Salmonella enterica serotypes have been linked to outbreaks associated with low water activity foods. The ability of biofilm forming pathogens, such as Salmonella, to survive thermal and chemical processes is improved; it is unclear if biofilms will also improve survival to desiccation and gastric stresses. The purpose of this study was to quantify the effect of physiological state (planktonic versus biofilm) and prior exposure to desiccation on Salmonella survival and gene expression after passage through an in-vitro digestion model.

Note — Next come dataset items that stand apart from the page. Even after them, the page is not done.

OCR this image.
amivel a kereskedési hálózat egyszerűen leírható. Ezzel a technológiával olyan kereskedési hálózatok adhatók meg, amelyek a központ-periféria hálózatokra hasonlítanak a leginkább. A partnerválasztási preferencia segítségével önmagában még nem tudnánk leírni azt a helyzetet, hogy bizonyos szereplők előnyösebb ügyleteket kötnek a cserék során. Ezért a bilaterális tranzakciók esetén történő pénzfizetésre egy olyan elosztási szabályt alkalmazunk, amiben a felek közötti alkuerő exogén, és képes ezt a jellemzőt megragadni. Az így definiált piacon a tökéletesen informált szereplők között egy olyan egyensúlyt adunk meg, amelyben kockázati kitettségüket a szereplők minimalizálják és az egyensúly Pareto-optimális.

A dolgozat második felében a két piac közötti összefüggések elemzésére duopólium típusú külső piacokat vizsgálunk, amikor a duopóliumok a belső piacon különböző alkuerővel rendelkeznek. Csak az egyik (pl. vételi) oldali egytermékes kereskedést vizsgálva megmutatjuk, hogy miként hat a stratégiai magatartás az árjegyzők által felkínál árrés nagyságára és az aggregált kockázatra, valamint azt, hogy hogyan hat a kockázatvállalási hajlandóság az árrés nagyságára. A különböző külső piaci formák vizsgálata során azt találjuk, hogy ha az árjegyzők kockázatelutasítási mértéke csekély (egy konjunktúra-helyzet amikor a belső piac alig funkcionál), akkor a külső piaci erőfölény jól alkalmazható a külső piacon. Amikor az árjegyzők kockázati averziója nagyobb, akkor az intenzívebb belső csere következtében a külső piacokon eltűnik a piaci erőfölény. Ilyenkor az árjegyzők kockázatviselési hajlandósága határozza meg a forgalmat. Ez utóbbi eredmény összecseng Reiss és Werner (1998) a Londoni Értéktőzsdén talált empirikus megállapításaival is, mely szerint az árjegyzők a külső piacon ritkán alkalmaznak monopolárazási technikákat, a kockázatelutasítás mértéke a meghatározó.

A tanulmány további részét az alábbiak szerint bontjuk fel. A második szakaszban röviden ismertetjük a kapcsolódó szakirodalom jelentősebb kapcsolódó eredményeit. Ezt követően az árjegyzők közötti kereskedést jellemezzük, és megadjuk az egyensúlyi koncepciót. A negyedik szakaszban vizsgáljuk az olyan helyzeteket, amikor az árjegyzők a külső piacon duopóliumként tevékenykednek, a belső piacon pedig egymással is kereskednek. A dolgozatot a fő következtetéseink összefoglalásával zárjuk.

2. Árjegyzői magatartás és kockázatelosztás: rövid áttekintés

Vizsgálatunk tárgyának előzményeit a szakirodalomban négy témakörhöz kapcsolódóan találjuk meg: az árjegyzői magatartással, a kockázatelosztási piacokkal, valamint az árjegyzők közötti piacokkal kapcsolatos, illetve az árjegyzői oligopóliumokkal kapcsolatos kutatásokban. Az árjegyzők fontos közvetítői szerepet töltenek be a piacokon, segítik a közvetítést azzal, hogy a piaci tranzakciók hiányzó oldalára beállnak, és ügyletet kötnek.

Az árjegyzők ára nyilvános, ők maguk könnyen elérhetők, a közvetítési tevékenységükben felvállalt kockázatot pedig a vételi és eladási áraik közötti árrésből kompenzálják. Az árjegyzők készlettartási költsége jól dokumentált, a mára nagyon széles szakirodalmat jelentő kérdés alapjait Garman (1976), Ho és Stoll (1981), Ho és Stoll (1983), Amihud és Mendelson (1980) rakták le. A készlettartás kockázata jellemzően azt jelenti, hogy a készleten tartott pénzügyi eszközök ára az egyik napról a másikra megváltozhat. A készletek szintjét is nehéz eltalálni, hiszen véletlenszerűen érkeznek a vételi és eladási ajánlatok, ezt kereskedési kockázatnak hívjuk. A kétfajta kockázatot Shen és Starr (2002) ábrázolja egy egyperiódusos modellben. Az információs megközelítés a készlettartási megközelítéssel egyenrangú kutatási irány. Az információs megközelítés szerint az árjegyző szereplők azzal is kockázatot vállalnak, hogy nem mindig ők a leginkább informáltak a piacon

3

Cells of Salmonella enterica serotype Tennessee were deposited onto membranes for planktonic cells or on glass beads to create biofilms. The cells were subsequently dried at room temperature and stored in dried milk powder (aw = 0.3) for up to 30 days. Salmonella survival was quantified by serial dilution onto brilliant green agar before desiccation, after desiccation, after 1-day storage and after 30-day storage. At each sampling both physiological states were tested for survival through a simulated gastrointestinal system. RNA was extracted at the identical time points and relative gene expression determined for genes associated with stress response (rpoS, otsB), virulence (hilA, hilD, invA, sipC) and a housekeeping gene 16S rRNA using quantitative real-time PCR.

The physiological state and length of storage effected the survival and gene expression of Salmonella within the desiccated milk powder environment and after passage through an in-vitro digestion system (p<0.05). Larger numbers of S. Tennessee were recovered by plate counts for biofilm cells, compared to planktonic cells. However, the numbers of 16S rRNA gene copies were not significantly different suggesting entry of S. Tennessee into a viable but non-culturable state. Prolonged storage in dry milk powder was not associated with increased cross-protection to gastric stress. Increased expression of stress response genes rpoS and otsB correlated with survival, indicating cross protection of low water activity and acid stress. Increased expression of virulence-associated genes was seen in cells exposed to short periods of dry storage, suggesting an increased virulence potential.